Vladimir Putin (LaPresse)

"Lo stato maschile"

Così l'alt right russa organizza in rete la purificazione che vuole Putin

Pietro Minto

Mercoledì il presidente ha attaccato in un discorso, oltre a Nato e occidente, anche gli oligarchi e chi “non può fare a meno di ostriche e foie gras”, i "traditori". Ma su Internet la caccia all'uomo evocata dal Cremlino esiste già, ad opera di estremisti neonazisti

Per chi frequenta “Male State”, l’idea della purificazione dei popoli di cui parla il presidente russo, Vladimir Putin, non suona affatto nuova. Anzi, nel discorso di mercoledì – in cui Putin ha attaccato tutti: l’occidente, la Nato ma anche gli oligarchi e chi “non può fare a meno di ostriche e foie gras” – i membri del Male State avranno  apprezzato i riferimenti ai “traditori” e all’esigenza di una “pulizia”. Putin sembra sempre di più un membro onorario di questo gruppo di estremisti e troll d’estrema destra che da anni rappresentano la parte più violenta e radicale della politica russa.
 

Visto da qui, il Male State sembra adottare lo stile, la lingua e le tecniche dei movimenti della alt right statunitense, la nube di gruppi di troll, neonazisti e suprematisti bianchi che a suo tempo si addensò attorno a Donald Trump. I temi cari agli uni lo sono anche agli altri: guerra ai temi legati ai movimenti lgbtq e alle donne, al diritto all’aborto, il richiamo a una purezza antica, un passato idealizzato a cui tendere sempre.

Lo scorso ottobre, prima di diventare tra i più accesi sostenitori dell’invasione russa dell’Ucraina, Muzhskoye gosudarstvo (nome originale del gruppo, traducibile appunto con “stato maschile”), era stato bandito da un tribunale russo in quanto gruppo estremista. Tra i crimini che portarono alla decisione c’erano le campagne di minaccia e molestie nei confronti di, cogliendo fior da fiore, donne russe sposate a uomini stranieri, una catena di sushi a domicilio che aveva lanciato una campagna pubblicitaria con un modello di colore, oltre che molti gruppi femministi e il collettivo punk Pussy Riot. 

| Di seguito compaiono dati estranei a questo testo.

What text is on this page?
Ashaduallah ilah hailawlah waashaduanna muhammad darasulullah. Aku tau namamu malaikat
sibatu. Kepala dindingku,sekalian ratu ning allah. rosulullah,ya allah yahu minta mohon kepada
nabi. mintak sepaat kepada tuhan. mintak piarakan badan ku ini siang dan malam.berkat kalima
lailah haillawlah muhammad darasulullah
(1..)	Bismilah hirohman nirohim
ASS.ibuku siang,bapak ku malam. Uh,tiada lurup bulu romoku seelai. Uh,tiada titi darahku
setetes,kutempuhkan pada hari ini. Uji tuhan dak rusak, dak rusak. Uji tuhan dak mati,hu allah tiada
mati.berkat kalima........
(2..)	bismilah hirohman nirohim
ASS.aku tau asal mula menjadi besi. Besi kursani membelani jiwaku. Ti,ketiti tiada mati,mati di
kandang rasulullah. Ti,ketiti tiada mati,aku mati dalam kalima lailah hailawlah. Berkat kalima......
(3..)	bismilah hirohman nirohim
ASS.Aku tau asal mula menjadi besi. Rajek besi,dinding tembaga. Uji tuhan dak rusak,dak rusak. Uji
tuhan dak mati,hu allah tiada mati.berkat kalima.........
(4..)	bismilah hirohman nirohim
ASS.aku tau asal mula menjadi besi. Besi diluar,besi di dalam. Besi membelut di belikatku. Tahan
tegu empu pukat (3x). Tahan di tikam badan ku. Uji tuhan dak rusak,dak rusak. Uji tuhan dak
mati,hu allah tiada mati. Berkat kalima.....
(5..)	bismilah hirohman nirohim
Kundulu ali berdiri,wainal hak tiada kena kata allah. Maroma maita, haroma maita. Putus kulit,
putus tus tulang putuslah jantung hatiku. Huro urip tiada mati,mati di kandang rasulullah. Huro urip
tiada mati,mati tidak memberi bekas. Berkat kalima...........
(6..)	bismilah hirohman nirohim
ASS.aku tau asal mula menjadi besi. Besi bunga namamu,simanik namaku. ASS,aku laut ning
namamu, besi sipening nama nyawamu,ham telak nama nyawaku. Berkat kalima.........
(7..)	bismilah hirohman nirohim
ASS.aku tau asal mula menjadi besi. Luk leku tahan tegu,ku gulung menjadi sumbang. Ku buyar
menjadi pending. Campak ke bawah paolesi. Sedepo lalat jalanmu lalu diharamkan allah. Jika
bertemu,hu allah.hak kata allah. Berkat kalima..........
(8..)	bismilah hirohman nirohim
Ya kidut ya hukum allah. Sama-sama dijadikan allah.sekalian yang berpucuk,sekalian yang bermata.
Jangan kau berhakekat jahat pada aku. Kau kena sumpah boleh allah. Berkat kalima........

Lo stato dei diritti civili in Russia è scandaloso e preoccupante, eppure per quelli che sognano uno Stato Maschile, è già troppo: la china è pericolosa, occidentale, depravata; l’uomo va difeso. Paranoie che riverberano, ancora una volta, nella retorica bellica di Putin, che ha cercato di vendere l’“operazione speciale” in Ucraina come una crociata anti gay per la difesa dei valori tradizionali.

 

La messa al bando del movimento seguì di solo un mese l’arresto del fondatore dello Stato Maschile, Vladislav Pozdnyakov, muscolosissima icona dell’alt right russa che aveva di fatto organizzato la crociata contro il sushi sponsorizzato da una persona di colore. Anche per quanto riguarda Pozdnyakov, il parallelismo con gli altri estremismi, soprattutto statunitensi, abbondano: l’ossessione per la virilità, il ruolo della donna, il futuro del maschio in tempi effeminati e “deviati”. Tutto torna, tutto si lega, creando un ponte valoriale ben saldo, in cui l’unico ostacolo tra questi, un Boogaloo o un Milo Yiannopoulos (ve lo ricordate, Milo?) è la lingua, appunto.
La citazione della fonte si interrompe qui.